Preparation, physicochemical characterization, and computational studies of aldehyde aroma compounds/cyclodextrin inclusion complexes

Encapsulation with cyclodextrins (CDs) is one of the effective means for the controlled release of aroma compounds. Nevertheless, the aroma profile of the essence or essential oil often exhibits significant differences before and after encapsulation, which seriously affected the aroma quality of steady-state products. However, the exact mechanism underlying this issue has yet to be fully elucidated.
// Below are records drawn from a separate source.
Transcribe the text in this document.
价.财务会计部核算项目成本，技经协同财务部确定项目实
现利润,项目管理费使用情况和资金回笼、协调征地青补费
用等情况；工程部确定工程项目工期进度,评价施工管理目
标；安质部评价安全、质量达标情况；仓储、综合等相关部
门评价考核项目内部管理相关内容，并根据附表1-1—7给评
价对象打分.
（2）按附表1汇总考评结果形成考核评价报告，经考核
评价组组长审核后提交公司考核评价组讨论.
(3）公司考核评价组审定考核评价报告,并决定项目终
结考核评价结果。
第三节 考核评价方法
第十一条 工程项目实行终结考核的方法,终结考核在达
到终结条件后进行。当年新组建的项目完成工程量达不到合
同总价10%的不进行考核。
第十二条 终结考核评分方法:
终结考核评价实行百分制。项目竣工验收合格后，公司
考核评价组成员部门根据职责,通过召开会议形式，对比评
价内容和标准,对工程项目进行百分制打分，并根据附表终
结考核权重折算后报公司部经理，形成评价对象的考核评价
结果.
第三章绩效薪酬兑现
In this study, the formation and mechanism of ICs between α-, β-, γ-CD and 5 characteristic aldehydes (citral, cinnamaldehyde, benzaldehyde, citronellal, and 5-methylfurfural) were investigated through a combination of experimental methods and computer simulations. The molar inclusion ratio between each CD and 5 selected aldehydes were consistently 1:1 according to phase solubility method, equimolar continuous transformation (Job’s) method and isothermal titration calorimetry (ITC) method. Based on this, each corresponding IC was constructed and confirmed by Fourier transform infrared spectroscopy (FTIR), X-ray diffraction (XRD) and nuclear magnetic resonance (NMR) spectroscopy. Molecular dynamics (MD) simulation was used to further analyze the formation and stabilization mechanisms of the ICs, and MMPBSA and independent gradient model (IGM) analysis was combined to analyze the driving force inducing the formation of ICs. The results showed that the dominant driving force for stabilizing ICs was identified as van der Waals interaction, followed by hydrophobic interaction and then coulomb interaction. Moreover, hydrogen bond (H-bond) and steric hindrance also exerted certain influence on the combination between host and guest.